フィジカルセールスのウエイト減少は厳密には係数処理適用枚数の引き下げを指すのですが(上記リンク先参照)、これが特に首位獲得曲を中心にポイントが低下した理由。Aimer「残響散歌」は、仮にLiSA「炎」初登場時のチャートポリシーがそのままだったならば1月26日公開分(1月31日付)においてジャニーズWEST「黎明」に首位の座を譲った可能性は高いでしょう。また「炎」リリース時に現在のチャートポリシーが踏襲されていたならば、同曲の10週以上の首位は堅かったはずです。

 

 

チャートポリシー変更は時代に伴う各指標の影響力の増減に応じて柔軟に行われなければいけないため、あの時のチャートポリシーだったらと仮定するのは意味のないことかもしれません。そしてLiSA「炎」そしてAimer「残響散歌」も成し遂げた8週首位が見事な記録であることは間違いありません。

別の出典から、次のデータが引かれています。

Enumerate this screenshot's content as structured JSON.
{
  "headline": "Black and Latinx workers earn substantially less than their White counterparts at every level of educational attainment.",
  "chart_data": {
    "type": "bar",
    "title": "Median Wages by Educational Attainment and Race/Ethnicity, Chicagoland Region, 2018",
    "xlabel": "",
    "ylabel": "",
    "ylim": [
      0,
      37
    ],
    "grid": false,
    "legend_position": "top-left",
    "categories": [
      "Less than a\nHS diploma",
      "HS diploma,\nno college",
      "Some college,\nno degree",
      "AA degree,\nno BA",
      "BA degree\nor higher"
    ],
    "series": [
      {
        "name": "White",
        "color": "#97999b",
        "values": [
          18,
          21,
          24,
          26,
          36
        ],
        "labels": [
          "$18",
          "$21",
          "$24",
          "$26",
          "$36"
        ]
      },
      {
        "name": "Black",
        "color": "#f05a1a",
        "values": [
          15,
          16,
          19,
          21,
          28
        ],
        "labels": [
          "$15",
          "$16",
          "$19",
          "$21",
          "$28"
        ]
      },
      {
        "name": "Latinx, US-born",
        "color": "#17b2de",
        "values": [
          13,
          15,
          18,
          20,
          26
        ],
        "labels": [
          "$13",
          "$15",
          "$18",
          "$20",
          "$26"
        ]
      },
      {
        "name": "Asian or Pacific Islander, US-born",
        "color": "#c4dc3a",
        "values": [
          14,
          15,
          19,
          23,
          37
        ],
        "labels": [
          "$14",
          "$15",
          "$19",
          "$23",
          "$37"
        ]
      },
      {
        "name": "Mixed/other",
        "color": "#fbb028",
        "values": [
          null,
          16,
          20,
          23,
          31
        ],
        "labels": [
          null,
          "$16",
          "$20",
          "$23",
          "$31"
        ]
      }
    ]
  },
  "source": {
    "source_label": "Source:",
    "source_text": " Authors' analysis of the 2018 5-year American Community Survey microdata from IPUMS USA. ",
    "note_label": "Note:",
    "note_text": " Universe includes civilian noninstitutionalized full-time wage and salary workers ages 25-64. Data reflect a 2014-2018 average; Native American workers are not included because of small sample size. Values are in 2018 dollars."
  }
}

そのチャートポリシーに関連して、大きな動きと呼べる記事が登場しました。『認定ランク「シルバー」については、ストリーミング市場が順調に成長し、認定作品数も増加していることなどを踏まえ、2021年12月度を持って廃止する』と上記記事で記されており、シルバーすなわちストリーミング3000万回再生はヒット曲としてみなされにくくなったと言えます。これもまた時代に伴う変化です。

 

Aimer「残響散歌」が今後急落する可能性も否めないため、LiSA「炎」を首位獲得週数で上回っても総合では及ばない可能性もあります。しかしチャートポリシーの変化が続くことで過去のチャートと現在とでは比較がしにくいのが現状です。

そこでビルボードジャパンには、米ビルボードの【Greatest of All Time Hot 100 Songs】(→こちら)を踏まえた、日本でのローンチ以降のオールタイムチャートを作成してほしいと願います。それこそが時代の波に関係なくヒットした曲を知る基準に成ると言えるでしょう。

この旨は以前にも提案しています(上記ブログエントリーの⑤参照)。再来週が2022年度第2四半期初週にあたるため、チャートポリシー変更が行われる可能性も低くありません。議論のテーブルに乗せてくださることを願っています。